1 Overview
The R programming language provides researchers with access to a large range of fully customisable data visualisation options, which are typically not available in point-and-click software. These visualisations are not only visually appealing, but can increase transparency about the distribution of the underlying data, rather than relying on commonly used visualisations of aggregations.
In this introductory section of our course, we will provide a practical introduction to using R, particularly in how to visualise data which you will use throughout the course.
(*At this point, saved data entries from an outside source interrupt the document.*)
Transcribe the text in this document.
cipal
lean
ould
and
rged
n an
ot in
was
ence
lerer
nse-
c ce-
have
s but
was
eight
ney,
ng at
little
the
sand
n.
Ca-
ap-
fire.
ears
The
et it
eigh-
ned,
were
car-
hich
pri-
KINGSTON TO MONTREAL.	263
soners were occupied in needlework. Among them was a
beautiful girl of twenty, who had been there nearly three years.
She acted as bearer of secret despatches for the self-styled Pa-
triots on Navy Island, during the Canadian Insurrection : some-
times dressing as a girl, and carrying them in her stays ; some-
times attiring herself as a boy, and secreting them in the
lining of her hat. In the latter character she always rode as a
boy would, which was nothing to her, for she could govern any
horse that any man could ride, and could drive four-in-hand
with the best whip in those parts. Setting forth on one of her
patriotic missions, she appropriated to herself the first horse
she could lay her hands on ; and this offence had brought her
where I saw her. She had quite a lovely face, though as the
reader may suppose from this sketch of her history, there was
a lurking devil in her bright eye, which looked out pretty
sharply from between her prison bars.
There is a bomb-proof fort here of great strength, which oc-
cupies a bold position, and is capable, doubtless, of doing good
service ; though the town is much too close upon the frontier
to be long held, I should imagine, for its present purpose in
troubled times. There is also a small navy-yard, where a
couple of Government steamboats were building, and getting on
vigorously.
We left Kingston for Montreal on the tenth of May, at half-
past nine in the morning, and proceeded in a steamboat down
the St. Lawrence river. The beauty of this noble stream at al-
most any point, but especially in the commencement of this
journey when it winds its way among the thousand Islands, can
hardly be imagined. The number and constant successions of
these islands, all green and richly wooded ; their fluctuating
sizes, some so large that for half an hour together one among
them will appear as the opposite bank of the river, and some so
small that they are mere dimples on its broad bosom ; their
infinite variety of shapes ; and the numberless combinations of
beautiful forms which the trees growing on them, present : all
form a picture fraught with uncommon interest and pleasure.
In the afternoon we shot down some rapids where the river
First, we will explain the rationale behind using R for data visualisation using the ggplot2
package. This package will allow us to begin with common plotting outputs such as histograms and boxplots, and extend to more complex structures used within spatial data visualisation.
1.1 The ggplot2
package
There are a host of options to data visualisation in R. In this course, we will mainly use the ggplot2
package, which forms part of the larger tidyverse
collection of packages which provide functions for efficient data management in R. We will also use eother packages within tidyverse
in the course.
A grammar of graphics is a standardised way to describe the components of a graphic. ggplot2
uses a layered grammar of graphics, in which plots are bulit up in a series of layers. It may be helpful to think about any picture as having multiple elements that sit semi-transparently over each other.
Figure \(\ref{fig:layer}\) shows the evolution of a sumple scatterplot using this layered approach. First, the plot space is built (layer 1); the variables are specified (layer 2); the type of visualisation that is desired for these variables is specified (layer 3) - in this case geom_point()
is called to visualise individual data points; a second geom
layer is added to include a line of best fit (layer 4); the axis labels are editied for readability (layer 5) and finally, a theme is applied to change the overall appearance of the plot (layer 6).
Each layer is independent and individually customisable. For example, the size, colour and position of each component can be adjusted. The use of layers makes it easy to build up complex plots step-by-step, and to adapt or extend plots from existing code.